In this interview, Swensen lays out solid strategies for investing. He also contrasts the techniques Yale’s multi-billion endowment fund uses with strategies he thinks are more suitable for investors with more modest portfolios [emphasis added]:

Keep It Simple, Says Yale’s Top Investor (New York Times, February 17, 2008, Geraldine Fabrikant)

…For most individual investors, he said, copying the strategies of institutions like Yale is virtually impossible: big investors have access to fund managers and arcane strategies that are beyond the reach of most people.

“The only people who should get involved are sophisticated individuals who have significant resources and a highly qualified investment staff,” Mr. Swensen said.

This is an important point. Yale’s endowment fund has resources that most investors simply do not have — $22 billion in assets and a full-time staff of investment professionals. The article continues,

“Most people do not have the resources and time to pick market-beating managers” of hedge funds, private equity funds or funds of funds, he said. And he said that the techniques used by hedge funds often result in higher taxes than those of index funds.

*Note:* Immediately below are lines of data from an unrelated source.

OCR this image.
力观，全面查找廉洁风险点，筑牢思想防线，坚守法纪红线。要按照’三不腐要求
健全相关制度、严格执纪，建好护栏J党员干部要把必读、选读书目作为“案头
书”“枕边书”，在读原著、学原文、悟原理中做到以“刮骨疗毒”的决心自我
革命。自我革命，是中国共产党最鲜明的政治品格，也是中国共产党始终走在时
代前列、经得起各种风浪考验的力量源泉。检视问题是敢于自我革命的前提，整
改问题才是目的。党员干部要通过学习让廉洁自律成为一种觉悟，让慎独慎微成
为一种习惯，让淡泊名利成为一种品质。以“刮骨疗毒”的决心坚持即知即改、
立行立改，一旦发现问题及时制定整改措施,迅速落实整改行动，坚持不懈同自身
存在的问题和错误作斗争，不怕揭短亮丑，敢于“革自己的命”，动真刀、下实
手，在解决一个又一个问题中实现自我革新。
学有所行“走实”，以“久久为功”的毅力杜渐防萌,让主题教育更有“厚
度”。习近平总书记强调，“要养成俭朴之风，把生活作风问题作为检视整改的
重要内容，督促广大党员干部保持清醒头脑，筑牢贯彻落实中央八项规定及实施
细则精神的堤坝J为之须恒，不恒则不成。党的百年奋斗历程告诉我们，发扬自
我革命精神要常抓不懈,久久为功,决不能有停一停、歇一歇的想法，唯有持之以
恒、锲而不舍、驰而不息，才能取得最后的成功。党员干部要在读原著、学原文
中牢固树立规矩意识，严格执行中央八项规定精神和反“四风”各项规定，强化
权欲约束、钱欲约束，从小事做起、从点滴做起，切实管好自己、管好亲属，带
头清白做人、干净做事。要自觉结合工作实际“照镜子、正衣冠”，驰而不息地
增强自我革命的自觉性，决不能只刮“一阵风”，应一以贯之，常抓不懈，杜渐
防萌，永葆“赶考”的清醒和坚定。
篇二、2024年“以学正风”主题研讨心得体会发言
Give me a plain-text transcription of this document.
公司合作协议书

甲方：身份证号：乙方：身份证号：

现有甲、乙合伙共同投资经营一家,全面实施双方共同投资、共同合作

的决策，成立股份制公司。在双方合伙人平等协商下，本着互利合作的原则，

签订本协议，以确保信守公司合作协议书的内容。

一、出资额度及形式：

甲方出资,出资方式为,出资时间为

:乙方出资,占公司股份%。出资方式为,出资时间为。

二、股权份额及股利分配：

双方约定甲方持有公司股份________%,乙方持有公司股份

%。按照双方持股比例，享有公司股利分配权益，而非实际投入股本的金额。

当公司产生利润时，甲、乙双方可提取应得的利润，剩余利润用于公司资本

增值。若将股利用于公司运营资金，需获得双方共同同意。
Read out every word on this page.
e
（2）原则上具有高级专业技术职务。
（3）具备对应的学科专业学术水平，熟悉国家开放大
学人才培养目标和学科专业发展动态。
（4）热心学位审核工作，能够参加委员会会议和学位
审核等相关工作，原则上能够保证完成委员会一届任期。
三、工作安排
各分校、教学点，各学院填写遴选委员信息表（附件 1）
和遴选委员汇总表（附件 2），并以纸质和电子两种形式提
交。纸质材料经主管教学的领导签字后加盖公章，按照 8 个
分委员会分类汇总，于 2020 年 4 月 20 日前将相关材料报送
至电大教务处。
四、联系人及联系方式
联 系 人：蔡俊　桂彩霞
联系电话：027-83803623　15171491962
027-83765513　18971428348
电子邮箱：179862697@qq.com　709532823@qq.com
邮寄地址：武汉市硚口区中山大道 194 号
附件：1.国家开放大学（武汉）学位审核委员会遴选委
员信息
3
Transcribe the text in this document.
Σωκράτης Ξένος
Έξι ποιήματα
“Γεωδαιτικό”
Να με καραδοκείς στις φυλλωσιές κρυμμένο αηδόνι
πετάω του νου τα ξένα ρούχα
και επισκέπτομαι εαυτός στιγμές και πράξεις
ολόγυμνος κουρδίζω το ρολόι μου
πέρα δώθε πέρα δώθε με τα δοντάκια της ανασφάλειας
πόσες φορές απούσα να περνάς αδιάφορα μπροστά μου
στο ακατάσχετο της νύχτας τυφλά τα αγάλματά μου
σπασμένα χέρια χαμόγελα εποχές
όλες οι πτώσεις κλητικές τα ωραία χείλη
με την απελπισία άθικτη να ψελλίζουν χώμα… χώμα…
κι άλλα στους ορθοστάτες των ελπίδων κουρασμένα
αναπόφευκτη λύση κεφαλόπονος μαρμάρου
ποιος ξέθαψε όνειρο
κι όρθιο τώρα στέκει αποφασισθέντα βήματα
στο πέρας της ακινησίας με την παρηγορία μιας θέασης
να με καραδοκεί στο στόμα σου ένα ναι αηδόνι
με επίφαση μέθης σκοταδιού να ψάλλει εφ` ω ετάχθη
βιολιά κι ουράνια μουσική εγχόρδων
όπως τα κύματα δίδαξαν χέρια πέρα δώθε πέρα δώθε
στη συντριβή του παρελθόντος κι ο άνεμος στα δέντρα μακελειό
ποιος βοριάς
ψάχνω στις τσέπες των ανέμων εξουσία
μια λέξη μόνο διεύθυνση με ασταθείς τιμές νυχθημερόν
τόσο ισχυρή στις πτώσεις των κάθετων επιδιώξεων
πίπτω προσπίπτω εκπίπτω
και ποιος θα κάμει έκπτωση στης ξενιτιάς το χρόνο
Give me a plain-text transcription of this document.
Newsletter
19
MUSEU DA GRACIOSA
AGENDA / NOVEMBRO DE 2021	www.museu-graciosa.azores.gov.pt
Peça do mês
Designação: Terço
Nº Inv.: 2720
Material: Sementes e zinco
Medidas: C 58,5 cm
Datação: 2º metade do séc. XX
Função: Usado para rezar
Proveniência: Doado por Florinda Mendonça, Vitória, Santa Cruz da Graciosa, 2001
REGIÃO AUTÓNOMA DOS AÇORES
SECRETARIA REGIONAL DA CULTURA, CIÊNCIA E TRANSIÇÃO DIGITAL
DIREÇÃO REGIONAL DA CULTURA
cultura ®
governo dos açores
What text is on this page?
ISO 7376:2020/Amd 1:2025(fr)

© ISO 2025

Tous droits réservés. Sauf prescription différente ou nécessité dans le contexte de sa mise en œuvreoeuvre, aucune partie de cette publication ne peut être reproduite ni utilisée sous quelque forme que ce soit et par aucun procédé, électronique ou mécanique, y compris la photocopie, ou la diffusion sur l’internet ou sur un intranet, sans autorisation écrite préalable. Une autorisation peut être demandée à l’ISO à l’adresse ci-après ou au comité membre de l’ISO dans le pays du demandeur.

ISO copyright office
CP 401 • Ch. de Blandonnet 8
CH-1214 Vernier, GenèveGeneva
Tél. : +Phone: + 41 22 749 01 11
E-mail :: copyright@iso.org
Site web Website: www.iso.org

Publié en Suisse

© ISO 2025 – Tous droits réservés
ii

So he advocates another approach, which he outlined in the book “Unconventional Success: A Fundamental Approach to Personal Investment” (Free Press, 2005). He proposes a portfolio of 30 percent domestic stocks, 15 percent foreign stocks, and 5 percent emerging-market stocks, as well as 20 percent in real estate and 15 percent each in Treasury bonds and Treasury inflation-protected securities, or TIPS.

The real estate investment can be made through real estate index funds. Though the real estate market has declined and your portfolio is below its target allocation to it, he said, don’t try to time the market. Go ahead and rebalance because no one really knows where the market’s bottom is.

Diversification will buffer a portfolio from declines in specific asset classes. For example, he said: “If the dollar declines dramatically, you have foreign and emerging-market equities. And a declining dollar may well be associated with inflation, but a diversified portfolio would include TIPS,” to provide a hedge. “That means if any of these scenarios play out, an investor has sizable chunks of his portfolio that protect against them,” Mr. Swensen said.

What he is outlining is a portfolio with 50% in stock mutual funds plus 20% in real estate funds and the balance of 30% in Treasury bonds. To put this in perspective, think in terms of the four major assets classes (stocks, real estate, bonds and cash).